Coughlan & Henessey (2003) also agreed that over 50 per cent of those with teeth misalignment had mature dentition and were consumers of the Invisalign system that represented a significant opportunity. The first lesson learnt from the marketing management of Align Inc. is that advertising has significant rewards. The system was marketed to consumers directly through national advertising. In 2000, the company had spent about 40 million dollars in advertising campaigns that conveyed the benefits of the system (Coughlan & Henessey, 2003).

Four significant adverts ran on famous cable networks and broadcast networks. The company also used full-page adverts in famous consumer magazines like GQ, Vanity Fair, People and Modern Bride. The extensive advertising performed by the company widened their customer base. From September 2001 to January 2001, the company call center had received approximately 300000 callls (Coughlan & Henessey, 2003). The company had developed a system of layering orthodontists, which encouraged the sales force to channel more time to orthodontists who were most proficient in using the Invisalign system (Align Inc, 2013). Align Inc.

deployed the objective criteria to tier the orthodontists. Patients’ inquiries through customer call center of the company and website were channeled to higher-tier orthodontists. The deduction, in this case, was that the process would rapidly improve the penetration of the product within the selected offices of orthodontists. The first recommendation is that Align Inc. should be effective in manufacturing their aligners in order to improve quality (Align Inc, 2013). This can be achieved through the use of Total Quality Control (TQC) activities.

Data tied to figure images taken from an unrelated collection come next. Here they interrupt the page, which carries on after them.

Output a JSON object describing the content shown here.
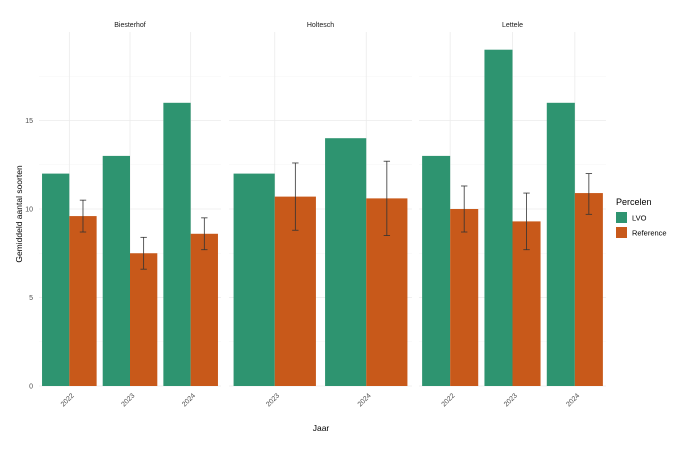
{
  "chart_data": {
    "type": "bar",
    "xlabel": "Jaar",
    "ylabel": "Gemiddeld aantal soorten",
    "ylim": [
      0,
      20
    ],
    "yticks": [
      0,
      5,
      10,
      15
    ],
    "legend": {
      "title": "Percelen",
      "position": "right",
      "entries": [
        {
          "name": "LVO",
          "color": "#2E9470"
        },
        {
          "name": "Reference",
          "color": "#C8591A"
        }
      ]
    },
    "facets": [
      {
        "title": "Biesterhof",
        "years": [
          {
            "year": "2022",
            "LVO": 12,
            "Reference": 9.6,
            "ref_err": [
              8.7,
              10.5
            ]
          },
          {
            "year": "2023",
            "LVO": 13,
            "Reference": 7.5,
            "ref_err": [
              6.6,
              8.4
            ]
          },
          {
            "year": "2024",
            "LVO": 16,
            "Reference": 8.6,
            "ref_err": [
              7.7,
              9.5
            ]
          }
        ]
      },
      {
        "title": "Holtesch",
        "years": [
          {
            "year": "2023",
            "LVO": 12,
            "Reference": 10.7,
            "ref_err": [
              8.8,
              12.6
            ]
          },
          {
            "year": "2024",
            "LVO": 14,
            "Reference": 10.6,
            "ref_err": [
              8.5,
              12.7
            ]
          }
        ]
      },
      {
        "title": "Lettele",
        "years": [
          {
            "year": "2022",
            "LVO": 13,
            "Reference": 10.0,
            "ref_err": [
              8.7,
              11.3
            ]
          },
          {
            "year": "2023",
            "LVO": 19,
            "Reference": 9.3,
            "ref_err": [
              7.7,
              10.9
            ]
          },
          {
            "year": "2024",
            "LVO": 16,
            "Reference": 10.9,
            "ref_err": [
              9.7,
              12.0
            ]
          }
        ]
      }
    ]
  }
}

The applications of TQC will help the company generate process oriented way of thinking and come up with strategies that assure continuous improvement. Through TQC, the company can also implement an effective manufacturing framework that ensures high product quality. High quality will enable the company to overcome competition from its major competitors.The company executives should also implement emergent strategies from both positioning view and resource based view in order to increase the awareness of the Invisalign System (Coughlan & Henessey, 2003). An integrated framework for resource and positioning view will assist the company in maximizing its competencies.

This approach will also enable the company sustain a competitive advantage, which requires the exploitation of external and internal firm-specific competencies. In the dynamic international market, the company should deal with the external dynamics and seek the appropriate ways of using their resources. Unless the company deploys an all-inclusive approach in the design and implementation of their brand, their efforts will be useless. Align Inc. should employ miniaturization strategy in order to improve its primary competencies. Consequently, the company, marketers, engineers and technologies should have a common understanding of consumer demands (Coughlan & Henessey, 2003).

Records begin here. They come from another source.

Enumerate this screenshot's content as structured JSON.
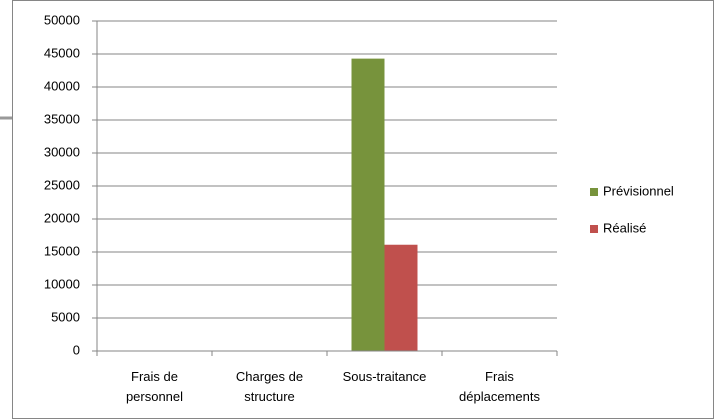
{
  "chart_data": {
    "type": "bar",
    "categories": [
      "Frais de\npersonnel",
      "Charges de\nstructure",
      "Sous-traitance",
      "Frais\ndéplacements"
    ],
    "series": [
      {
        "name": "Prévisionnel",
        "color": "#77933c",
        "values": [
          0,
          0,
          44300,
          0
        ]
      },
      {
        "name": "Réalisé",
        "color": "#c0504d",
        "values": [
          0,
          0,
          16100,
          0
        ]
      }
    ],
    "ylim": [
      0,
      50000
    ],
    "yticks": [
      0,
      5000,
      10000,
      15000,
      20000,
      25000,
      30000,
      35000,
      40000,
      45000,
      50000
    ],
    "grid": true,
    "legend": "right"
  }
}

They need to comprehend the possible technological possibilities in order to become customer oriented (Align Inc, 2013). In conclusion, the molding of the aligners is a complex process that utilizes three-dimensional computer imaging graphics in order to forecast the movement of teeth in sequential stages. The business objective of the organization was to establish Invisalign system as their standard methods of treating teeth misalignment. The first issue faced by the company was that many patients did not have dental insurance. Another issue faced by the company is that the product warranty did not offer any assurance concerning the outcome of the treatment using the Invisalign system. The company competed with standard orthodontic manufacturers for the attention of the general-practice dentists and orthodontists.

The large number of general-practice dentists and orthodontist was an opportunity for the organization. The first lesson learnt from the marketing management of Align Inc. is that advertising has significant rewards. The company had developed a system of layering orthodontists, which encouraged the sales force to channel more time to orthodontists who were most proficient in using the Invisalign system.